Es ging auch um die Details der Zusammenarbeit während der 16 Tage, die Abendzeitung hatte Neureuther als Exklusiv-Kolumnisten für Olympia engagiert. Um das Prozedere der täglichen Themenbesprechung und Textabstimmung. Die Zeit drängte allmählich, innere Unruhe machte sich breit, denn in der ausgedünnten Redaktion im dritten Stock der Sendlinger Straße stand am Nachmittag noch tagesaktuelle Produktion für die Ausgabe des nächsten Tages an, weshalb noch am Vorabend um nicht allzu späte Rückkehr vom Termin in Garmisch gebeten worden war.

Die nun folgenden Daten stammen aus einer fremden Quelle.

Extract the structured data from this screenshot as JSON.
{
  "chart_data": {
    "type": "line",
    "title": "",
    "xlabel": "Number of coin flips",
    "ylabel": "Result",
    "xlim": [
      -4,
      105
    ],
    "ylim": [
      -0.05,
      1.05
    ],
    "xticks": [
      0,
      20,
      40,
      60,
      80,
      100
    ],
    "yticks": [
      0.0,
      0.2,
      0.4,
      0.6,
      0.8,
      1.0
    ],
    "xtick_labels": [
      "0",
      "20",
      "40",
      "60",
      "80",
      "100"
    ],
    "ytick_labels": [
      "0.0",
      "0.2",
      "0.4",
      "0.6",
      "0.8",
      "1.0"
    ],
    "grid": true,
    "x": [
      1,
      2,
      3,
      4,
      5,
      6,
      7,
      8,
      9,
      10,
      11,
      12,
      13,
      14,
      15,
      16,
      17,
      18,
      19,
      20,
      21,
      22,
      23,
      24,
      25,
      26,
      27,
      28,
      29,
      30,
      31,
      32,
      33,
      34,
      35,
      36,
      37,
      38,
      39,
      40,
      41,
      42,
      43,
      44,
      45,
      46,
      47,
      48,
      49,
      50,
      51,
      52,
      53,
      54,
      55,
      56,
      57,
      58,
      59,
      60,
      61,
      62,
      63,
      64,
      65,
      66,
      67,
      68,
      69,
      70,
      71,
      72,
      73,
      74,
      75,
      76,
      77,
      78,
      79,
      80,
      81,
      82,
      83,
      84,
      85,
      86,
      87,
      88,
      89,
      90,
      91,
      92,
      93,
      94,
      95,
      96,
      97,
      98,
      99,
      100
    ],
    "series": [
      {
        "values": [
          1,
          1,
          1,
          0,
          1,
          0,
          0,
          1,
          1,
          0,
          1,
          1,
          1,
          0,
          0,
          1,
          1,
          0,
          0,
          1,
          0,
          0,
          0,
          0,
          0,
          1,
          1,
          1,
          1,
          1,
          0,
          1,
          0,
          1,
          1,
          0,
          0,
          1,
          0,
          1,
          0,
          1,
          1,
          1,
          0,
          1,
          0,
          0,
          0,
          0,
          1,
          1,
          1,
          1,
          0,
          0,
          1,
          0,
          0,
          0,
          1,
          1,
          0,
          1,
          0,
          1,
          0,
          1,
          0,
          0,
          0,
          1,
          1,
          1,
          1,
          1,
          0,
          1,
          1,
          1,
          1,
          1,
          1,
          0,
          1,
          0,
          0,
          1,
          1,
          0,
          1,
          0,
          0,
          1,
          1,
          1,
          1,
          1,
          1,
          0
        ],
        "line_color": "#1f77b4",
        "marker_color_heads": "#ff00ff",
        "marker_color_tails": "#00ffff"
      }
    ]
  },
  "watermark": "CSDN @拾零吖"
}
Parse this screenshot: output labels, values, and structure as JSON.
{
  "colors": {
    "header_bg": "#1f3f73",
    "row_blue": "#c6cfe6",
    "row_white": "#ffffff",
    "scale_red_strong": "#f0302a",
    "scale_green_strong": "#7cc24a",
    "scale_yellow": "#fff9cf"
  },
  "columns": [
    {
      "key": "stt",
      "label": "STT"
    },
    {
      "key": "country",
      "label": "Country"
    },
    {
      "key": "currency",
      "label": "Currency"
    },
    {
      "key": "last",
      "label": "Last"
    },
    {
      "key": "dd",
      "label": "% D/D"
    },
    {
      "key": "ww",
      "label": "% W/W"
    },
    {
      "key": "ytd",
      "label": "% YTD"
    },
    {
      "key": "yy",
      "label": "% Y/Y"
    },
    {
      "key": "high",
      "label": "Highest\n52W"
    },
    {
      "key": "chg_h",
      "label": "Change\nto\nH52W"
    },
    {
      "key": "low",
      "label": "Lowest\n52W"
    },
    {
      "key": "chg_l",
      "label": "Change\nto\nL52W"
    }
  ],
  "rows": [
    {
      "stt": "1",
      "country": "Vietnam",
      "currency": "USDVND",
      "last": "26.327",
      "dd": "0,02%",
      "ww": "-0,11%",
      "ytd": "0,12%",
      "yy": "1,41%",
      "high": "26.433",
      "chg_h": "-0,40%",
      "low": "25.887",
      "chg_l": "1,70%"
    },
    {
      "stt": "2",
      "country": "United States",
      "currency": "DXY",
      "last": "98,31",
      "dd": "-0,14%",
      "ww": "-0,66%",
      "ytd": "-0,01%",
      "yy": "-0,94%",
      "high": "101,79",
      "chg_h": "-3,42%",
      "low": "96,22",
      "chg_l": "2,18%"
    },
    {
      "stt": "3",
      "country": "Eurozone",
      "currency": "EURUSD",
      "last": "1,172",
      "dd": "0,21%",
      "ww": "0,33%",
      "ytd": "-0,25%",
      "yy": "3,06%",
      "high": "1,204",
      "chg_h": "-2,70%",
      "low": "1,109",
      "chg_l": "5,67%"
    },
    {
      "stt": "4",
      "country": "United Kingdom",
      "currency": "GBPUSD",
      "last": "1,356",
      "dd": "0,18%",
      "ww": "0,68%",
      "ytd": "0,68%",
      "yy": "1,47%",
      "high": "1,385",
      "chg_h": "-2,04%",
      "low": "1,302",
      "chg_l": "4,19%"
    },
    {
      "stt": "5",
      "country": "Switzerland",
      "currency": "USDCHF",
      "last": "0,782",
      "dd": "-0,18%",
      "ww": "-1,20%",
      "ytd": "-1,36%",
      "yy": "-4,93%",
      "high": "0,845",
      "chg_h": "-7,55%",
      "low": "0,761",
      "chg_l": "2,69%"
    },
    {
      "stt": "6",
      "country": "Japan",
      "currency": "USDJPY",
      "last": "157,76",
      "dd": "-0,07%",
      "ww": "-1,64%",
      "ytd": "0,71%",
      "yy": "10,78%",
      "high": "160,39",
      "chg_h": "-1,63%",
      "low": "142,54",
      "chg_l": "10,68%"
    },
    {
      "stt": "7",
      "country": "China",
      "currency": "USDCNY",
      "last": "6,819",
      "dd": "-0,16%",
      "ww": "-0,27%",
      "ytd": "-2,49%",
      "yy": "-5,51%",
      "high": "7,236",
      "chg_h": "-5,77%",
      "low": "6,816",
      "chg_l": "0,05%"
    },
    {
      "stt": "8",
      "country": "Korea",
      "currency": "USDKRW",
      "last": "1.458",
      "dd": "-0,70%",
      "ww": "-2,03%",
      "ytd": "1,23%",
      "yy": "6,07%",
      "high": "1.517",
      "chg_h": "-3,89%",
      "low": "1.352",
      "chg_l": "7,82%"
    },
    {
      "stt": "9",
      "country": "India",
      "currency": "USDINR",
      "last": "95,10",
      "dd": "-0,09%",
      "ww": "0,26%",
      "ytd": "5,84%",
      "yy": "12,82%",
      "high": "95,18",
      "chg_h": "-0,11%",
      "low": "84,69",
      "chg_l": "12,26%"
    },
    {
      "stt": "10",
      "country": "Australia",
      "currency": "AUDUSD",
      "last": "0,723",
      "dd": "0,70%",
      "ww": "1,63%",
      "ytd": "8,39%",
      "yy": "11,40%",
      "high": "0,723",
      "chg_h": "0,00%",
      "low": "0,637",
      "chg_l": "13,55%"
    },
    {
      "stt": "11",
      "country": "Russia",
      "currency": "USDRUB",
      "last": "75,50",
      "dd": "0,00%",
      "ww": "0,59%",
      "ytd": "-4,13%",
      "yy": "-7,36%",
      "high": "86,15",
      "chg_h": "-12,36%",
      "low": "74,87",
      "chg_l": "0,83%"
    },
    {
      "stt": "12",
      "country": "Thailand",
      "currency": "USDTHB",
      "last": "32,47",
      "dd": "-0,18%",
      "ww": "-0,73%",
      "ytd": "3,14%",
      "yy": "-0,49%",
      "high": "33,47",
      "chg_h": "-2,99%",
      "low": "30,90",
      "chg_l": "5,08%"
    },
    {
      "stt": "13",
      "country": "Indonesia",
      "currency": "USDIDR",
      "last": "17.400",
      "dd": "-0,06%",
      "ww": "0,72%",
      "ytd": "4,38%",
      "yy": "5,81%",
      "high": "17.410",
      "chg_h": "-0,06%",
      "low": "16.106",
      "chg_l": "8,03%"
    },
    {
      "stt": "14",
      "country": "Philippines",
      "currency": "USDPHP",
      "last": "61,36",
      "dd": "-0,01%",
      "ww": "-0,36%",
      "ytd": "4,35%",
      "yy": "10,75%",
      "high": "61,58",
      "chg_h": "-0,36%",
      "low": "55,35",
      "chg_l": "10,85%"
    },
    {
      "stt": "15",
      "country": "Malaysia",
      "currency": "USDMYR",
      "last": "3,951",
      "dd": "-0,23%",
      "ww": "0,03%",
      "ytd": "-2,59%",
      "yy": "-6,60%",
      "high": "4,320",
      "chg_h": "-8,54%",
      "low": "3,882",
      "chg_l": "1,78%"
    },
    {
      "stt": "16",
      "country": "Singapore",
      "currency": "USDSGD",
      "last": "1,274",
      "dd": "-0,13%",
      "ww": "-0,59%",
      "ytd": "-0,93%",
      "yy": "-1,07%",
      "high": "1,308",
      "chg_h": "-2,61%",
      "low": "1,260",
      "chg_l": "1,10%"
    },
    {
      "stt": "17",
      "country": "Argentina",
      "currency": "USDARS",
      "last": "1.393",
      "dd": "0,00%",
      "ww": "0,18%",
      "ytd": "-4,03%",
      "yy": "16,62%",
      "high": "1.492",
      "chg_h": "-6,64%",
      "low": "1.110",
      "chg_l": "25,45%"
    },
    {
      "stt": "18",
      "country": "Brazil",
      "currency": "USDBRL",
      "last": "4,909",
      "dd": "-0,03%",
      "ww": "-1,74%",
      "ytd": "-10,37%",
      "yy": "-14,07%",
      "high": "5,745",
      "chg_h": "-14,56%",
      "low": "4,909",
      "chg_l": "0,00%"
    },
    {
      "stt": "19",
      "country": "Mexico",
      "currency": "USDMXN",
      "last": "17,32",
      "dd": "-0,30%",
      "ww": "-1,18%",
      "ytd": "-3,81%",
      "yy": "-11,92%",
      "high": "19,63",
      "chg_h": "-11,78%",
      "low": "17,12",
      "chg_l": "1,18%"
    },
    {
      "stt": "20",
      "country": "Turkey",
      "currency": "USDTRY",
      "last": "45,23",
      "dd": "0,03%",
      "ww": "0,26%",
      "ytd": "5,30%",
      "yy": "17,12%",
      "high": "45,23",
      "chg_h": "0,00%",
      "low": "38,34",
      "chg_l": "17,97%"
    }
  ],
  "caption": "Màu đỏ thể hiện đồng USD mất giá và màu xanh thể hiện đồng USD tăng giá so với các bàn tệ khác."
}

Doch als es unter Angabe der besagten Gründe schließlich kurz nach 12 etwas zügig ans Verabschieden ging, gab es einen überzeugenden Einwand, der vehement gegen einen überstürzten Aufbruch nach München sprach: "Jetzt bleib hoid no do, Flori", sagte nämlich Christian Neureuthers Ehefrau, "i hob grad an frischn Apfelstrudel gmacht."

Und so wurde es - nach einem kurzen Telefonat mit der Ressortleitung, wonach das Gespräch und die Detailabstimmung sich wider Erwarten bedauerlicherweise lange hinziehen und eine zeitige Ankunft vor Redaktionsschluss unmöglich machen würden - ein sehr heiterer, zünftiger, arbeitsfreier und natürlich sehr sättigender Nachmittag, am Küchentisch von Rosi Mittermaier.

Nein, bei den weiteren Besuchen im Hause Mittermaier und Neureuther in den vergangenen gut zwei Jahrzehnten gab es nicht immer Apfelstrudel. Einmal auch Dampfnudeln. Oder Kuchen. Meist einen guten Kaffee. Vor allem aber immer viel Wärme und Herzlichkeit. Güte und Gastfreundschaft.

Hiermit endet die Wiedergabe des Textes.